Discord’s vast user base also provides an ideal environment for stealing personal information and credentials through social engineering.

“Discord offers a permanent, highly available and global distribution network for malware operators, as well as a messaging system that criminals can easily convert into command and control channels for their illegal activities. Its huge user base provides an ideal environment for social engineering to steal personal and login information,” Gallagher and Brandt added in their blog.

“These scams are not harmless – we found one malware that can steal private images from the camera on an infected device, as well as ransomware from 2006 that the attackers have resurrected to use as ‘mischiefware’. The mischiefware denies victims access to their data, but there’s no ransom demand and no decryption key.

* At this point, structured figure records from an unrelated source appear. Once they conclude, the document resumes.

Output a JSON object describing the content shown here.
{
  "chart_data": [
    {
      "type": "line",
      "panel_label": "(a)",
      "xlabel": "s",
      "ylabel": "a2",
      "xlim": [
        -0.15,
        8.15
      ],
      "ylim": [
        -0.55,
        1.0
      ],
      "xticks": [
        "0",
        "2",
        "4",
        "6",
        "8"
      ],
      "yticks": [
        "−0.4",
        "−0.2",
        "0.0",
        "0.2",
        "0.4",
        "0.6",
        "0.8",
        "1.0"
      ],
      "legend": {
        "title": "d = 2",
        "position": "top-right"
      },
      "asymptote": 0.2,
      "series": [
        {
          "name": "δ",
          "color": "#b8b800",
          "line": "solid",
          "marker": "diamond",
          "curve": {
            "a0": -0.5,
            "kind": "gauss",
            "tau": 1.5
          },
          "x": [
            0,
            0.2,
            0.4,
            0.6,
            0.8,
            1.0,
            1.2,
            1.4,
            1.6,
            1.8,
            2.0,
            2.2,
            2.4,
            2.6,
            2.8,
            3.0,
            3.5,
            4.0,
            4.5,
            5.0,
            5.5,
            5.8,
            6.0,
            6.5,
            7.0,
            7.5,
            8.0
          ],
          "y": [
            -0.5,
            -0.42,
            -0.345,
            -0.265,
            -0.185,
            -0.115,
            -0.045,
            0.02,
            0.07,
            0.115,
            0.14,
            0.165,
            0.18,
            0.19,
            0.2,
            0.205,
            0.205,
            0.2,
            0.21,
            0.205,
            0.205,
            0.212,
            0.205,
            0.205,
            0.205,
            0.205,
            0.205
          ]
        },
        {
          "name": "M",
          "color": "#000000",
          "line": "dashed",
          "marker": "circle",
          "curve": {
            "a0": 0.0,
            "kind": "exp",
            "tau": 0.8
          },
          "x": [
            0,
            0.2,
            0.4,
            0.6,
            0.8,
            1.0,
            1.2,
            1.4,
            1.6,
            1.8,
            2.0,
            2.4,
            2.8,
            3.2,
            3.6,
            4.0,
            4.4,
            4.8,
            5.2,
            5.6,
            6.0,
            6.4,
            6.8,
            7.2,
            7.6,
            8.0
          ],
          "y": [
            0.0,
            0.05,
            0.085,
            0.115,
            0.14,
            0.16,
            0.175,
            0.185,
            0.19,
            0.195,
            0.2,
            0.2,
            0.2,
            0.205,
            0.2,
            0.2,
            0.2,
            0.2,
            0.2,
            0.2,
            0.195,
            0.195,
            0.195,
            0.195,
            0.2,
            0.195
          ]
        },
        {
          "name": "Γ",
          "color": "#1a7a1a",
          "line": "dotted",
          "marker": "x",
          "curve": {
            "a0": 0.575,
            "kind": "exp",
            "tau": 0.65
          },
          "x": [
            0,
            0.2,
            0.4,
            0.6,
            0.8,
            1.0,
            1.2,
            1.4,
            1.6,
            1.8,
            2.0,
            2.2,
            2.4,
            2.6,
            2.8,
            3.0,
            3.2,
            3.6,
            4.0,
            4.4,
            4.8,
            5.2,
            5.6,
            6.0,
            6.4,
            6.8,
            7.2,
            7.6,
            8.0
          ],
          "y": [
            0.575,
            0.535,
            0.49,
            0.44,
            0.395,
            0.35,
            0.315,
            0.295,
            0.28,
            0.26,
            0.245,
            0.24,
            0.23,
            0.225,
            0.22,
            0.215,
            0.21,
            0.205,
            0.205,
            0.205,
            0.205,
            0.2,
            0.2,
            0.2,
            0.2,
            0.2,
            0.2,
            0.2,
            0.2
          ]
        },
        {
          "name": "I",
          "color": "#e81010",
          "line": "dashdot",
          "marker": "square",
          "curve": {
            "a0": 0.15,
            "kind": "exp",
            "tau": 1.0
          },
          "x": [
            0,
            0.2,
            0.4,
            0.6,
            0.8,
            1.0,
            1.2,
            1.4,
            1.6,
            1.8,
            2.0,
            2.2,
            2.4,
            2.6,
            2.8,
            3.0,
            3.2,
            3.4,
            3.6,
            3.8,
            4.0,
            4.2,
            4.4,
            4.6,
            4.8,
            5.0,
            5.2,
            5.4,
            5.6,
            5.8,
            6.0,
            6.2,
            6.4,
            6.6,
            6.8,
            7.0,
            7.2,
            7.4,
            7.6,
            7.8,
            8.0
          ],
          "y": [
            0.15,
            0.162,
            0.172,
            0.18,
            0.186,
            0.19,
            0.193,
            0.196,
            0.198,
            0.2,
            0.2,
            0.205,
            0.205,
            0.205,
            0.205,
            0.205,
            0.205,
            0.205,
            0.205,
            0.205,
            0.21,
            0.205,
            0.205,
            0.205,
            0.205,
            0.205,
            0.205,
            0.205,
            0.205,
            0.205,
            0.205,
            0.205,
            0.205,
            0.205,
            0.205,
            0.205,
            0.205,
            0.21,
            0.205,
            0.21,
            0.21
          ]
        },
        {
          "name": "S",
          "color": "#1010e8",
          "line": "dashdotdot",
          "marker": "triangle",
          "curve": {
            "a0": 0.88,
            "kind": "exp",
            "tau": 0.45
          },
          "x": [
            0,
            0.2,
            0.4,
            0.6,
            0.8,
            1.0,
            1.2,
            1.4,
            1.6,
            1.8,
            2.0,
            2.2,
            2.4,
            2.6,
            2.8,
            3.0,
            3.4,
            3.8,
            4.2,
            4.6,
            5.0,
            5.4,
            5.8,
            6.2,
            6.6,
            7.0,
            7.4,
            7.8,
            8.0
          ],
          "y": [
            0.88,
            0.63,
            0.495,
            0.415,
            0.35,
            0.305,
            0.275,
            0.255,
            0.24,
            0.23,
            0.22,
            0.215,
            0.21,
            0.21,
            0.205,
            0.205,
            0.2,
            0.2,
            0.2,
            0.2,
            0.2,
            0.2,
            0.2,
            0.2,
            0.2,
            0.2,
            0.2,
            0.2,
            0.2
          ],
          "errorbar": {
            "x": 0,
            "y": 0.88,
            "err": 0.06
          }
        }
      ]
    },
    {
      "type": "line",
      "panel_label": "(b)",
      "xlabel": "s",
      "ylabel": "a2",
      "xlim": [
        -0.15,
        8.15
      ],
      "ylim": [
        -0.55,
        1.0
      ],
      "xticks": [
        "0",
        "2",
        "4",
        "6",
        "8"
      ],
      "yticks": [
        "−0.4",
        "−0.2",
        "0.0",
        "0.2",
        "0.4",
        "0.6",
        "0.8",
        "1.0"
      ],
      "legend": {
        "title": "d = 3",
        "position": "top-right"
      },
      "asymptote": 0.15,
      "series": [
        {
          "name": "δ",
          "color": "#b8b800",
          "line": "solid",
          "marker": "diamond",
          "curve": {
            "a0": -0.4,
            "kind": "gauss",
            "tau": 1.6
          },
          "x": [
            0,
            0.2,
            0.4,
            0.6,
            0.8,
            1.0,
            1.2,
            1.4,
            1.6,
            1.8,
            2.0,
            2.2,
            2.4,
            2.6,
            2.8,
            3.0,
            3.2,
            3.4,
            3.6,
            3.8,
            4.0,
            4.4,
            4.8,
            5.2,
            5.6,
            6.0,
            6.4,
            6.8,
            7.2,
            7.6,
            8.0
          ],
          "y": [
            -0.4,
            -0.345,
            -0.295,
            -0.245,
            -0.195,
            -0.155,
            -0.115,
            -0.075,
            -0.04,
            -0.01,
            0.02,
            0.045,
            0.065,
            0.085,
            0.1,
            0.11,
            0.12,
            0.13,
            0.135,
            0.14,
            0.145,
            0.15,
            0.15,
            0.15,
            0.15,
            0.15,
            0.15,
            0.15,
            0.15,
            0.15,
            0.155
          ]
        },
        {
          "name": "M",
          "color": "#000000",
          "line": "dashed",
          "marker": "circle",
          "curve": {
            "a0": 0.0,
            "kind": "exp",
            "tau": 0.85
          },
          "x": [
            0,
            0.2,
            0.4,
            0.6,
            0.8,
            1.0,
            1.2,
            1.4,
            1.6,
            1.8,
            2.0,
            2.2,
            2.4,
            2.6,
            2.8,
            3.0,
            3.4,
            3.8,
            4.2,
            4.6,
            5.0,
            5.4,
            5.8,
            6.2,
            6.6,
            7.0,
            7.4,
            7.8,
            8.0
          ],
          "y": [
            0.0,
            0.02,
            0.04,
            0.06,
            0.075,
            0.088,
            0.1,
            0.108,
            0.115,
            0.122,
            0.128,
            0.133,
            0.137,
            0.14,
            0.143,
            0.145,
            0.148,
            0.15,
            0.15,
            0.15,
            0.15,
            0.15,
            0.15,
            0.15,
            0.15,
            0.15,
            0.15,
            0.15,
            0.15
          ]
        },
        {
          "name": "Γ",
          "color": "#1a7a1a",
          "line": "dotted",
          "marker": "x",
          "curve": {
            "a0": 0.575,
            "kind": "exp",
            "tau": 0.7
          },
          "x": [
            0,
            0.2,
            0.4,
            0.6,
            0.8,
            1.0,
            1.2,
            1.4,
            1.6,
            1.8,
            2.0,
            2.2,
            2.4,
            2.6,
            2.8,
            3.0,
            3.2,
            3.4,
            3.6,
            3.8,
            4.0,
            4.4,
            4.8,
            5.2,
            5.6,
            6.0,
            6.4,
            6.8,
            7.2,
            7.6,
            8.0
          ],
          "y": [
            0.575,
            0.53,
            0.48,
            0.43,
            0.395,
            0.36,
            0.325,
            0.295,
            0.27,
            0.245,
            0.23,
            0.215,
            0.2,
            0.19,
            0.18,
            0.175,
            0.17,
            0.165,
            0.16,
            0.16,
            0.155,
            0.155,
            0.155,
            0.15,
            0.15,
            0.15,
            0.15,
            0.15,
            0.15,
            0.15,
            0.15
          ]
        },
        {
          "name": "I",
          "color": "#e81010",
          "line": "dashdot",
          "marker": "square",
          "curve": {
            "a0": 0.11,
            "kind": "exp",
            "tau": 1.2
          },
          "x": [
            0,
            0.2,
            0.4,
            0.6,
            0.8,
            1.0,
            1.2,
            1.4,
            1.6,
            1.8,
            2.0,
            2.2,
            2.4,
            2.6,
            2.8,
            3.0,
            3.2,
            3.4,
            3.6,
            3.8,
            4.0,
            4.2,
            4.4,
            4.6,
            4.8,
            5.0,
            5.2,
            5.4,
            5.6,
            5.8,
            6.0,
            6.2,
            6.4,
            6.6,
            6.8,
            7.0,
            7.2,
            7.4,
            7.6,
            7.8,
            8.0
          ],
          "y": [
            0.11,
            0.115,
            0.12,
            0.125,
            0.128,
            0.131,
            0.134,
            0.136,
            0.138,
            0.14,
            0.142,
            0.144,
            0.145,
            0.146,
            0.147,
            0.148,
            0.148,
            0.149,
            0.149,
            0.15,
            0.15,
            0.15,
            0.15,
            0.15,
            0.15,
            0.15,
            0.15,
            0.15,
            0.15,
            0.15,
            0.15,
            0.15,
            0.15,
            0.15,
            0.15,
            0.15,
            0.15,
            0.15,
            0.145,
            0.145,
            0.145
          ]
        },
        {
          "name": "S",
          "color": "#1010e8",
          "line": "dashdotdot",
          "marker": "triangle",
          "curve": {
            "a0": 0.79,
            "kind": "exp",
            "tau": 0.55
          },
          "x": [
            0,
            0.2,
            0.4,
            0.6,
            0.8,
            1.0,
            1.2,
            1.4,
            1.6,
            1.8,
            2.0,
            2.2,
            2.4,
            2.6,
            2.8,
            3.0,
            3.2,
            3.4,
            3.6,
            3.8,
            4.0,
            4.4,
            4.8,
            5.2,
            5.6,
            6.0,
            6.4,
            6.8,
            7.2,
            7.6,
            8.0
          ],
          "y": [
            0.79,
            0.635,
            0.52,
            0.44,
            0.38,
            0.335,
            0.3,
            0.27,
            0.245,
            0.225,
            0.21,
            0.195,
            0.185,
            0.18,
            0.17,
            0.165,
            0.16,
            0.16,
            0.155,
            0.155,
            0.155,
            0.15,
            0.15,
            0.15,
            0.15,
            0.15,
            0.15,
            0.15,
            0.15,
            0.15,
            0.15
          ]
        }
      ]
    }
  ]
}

“Further, adversaries have caught on that companies increasingly use the Discord platform for internal or community chat in the same way they might use a channel like Slack. This provides attackers with a new and potentially lucrative target audience, especially when security teams can’t always inspect the Transport Layer Security-encrypted traffic to and from Discord to see what’s going on and raise the alarm if needed.”

Sophos recommended that organisations using Discord for workplace chat and collaboration use multi-factor authentication (MFA) to protect employees’ Discord accounts and ensure that all employees have up-to-date malware protection on any computer they use to access remote collaboration platforms for work-related projects.

Sophos Intercept X protects business users by detecting the actions and behaviors of malware, while Sophos Firewall inspects encrypted Transport Layer Security (TLS) traffic.

Sophos also advised that consumers should install security solutions like Sophos Home on the devices they and their families use for online communications and gaming.